“S’il y a un désir au Cameroun que l’Allemagne assume un rôle spécifique, alors nous y réfléchirons. Je crois que nous avons une responsabilité à cet égard.”
Ces propos de Günter Nooke illustrent la volonté de l’Allemagne de s’impliquer davantage dans la résolution de la crise anglophone qui sévit depuis trois ans au Cameroun.
Le rôle de l’Allemagne est important pour les Camerounais puisque le pays fut sous protectorat allemand à partir de 1884, avant d’être partagé entre la France et le Royaume-Uni à la fin de la Première guerre mondiale.

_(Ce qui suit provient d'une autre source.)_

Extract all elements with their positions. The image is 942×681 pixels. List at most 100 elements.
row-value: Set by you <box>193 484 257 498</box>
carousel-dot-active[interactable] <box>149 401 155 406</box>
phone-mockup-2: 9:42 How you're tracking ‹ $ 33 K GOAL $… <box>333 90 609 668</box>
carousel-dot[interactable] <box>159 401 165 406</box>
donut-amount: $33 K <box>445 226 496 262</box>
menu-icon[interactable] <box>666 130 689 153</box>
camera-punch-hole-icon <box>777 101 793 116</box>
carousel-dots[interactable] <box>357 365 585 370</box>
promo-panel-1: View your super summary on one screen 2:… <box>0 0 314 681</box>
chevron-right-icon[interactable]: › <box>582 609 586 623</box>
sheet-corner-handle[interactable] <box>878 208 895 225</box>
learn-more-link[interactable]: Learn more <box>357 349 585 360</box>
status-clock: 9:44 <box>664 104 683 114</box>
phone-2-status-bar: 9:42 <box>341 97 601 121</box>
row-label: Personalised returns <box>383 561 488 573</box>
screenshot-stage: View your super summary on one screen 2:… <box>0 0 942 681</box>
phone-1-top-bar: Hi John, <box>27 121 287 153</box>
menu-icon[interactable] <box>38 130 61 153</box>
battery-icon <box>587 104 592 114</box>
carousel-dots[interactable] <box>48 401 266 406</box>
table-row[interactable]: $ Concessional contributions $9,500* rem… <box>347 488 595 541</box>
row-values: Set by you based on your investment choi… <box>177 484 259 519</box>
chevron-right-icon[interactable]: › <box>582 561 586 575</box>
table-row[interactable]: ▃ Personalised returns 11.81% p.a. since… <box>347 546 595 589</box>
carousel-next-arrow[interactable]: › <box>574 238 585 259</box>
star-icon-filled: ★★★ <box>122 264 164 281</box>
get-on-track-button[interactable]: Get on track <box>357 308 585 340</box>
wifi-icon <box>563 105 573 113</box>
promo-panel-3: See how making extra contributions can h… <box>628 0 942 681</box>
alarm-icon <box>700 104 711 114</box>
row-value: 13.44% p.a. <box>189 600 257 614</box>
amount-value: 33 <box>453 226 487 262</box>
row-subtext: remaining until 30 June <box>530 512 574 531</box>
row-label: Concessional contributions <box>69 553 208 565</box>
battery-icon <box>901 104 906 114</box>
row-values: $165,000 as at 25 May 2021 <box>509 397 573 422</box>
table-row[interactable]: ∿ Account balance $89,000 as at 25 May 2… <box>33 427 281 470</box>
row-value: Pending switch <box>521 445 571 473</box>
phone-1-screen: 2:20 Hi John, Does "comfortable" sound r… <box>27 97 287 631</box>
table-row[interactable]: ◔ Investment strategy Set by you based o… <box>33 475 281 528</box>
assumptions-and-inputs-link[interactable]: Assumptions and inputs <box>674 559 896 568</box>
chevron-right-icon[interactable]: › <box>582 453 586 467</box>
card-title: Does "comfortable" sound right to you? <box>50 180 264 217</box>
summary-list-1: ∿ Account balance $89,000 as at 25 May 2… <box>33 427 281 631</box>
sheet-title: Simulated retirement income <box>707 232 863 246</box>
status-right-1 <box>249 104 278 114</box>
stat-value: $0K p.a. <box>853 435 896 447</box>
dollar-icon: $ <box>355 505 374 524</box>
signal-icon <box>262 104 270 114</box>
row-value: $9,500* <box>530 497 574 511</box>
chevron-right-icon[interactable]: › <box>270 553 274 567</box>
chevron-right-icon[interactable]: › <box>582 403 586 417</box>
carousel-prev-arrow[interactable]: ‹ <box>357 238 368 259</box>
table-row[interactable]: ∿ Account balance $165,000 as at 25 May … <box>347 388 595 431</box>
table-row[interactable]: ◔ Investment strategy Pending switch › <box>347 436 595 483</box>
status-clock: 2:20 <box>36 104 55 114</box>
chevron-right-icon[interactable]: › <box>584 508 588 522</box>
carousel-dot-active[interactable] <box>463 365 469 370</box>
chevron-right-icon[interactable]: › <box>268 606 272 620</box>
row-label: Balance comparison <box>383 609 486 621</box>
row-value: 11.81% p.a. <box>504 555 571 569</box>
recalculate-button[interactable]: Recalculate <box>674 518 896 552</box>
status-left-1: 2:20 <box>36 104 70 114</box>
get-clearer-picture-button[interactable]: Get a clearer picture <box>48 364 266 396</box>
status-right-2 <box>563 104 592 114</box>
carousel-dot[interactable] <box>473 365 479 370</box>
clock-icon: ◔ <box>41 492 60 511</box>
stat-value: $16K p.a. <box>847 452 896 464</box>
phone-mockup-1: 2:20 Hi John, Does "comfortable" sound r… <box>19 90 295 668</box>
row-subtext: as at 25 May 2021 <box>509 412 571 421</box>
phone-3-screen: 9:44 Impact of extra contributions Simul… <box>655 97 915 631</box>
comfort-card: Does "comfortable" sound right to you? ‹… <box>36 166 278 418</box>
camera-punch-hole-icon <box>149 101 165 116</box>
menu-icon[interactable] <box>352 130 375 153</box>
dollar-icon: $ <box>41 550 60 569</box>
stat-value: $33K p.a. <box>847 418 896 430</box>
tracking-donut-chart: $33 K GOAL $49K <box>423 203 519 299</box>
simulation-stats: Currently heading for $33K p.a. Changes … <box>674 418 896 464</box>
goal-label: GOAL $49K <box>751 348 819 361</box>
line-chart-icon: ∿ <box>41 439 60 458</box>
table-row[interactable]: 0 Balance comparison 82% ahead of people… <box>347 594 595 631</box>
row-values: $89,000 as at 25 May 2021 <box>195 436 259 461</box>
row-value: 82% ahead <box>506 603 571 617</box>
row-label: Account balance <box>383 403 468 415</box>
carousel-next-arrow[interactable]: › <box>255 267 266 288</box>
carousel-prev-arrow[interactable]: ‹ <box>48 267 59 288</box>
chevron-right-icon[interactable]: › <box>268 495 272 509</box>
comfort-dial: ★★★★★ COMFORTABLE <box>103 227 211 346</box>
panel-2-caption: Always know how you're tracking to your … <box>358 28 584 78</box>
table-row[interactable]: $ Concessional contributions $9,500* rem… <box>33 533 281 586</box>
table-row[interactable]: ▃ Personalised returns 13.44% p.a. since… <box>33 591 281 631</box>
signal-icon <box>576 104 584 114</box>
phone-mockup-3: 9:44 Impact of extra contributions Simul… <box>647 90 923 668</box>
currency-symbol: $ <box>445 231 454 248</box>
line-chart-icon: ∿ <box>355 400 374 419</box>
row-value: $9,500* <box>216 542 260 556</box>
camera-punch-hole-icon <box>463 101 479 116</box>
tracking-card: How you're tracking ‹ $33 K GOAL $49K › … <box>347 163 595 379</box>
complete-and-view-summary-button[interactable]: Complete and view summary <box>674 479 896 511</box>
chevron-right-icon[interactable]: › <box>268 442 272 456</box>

A l’issue de son voyage, le conseiller Afrique de la chancelière Angela Merkel a rappelé toutefois qu’il ne fallait pas trop attendre de Berlin :
“L’Allemagne ne sera probablement pas en mesure de remplir le rôle que l’on attend d’elle. Mais nous ne pourrons pas complètement ignorer les attentes que nous avons envers nous-mêmes. J’ai l’impression que nous essayons toujours de nous en tenir plus ou moins à l’écart. Mon voyage contribue également à exercer une certaine pression sur nous pour que nous nous impliquions davantage ici.”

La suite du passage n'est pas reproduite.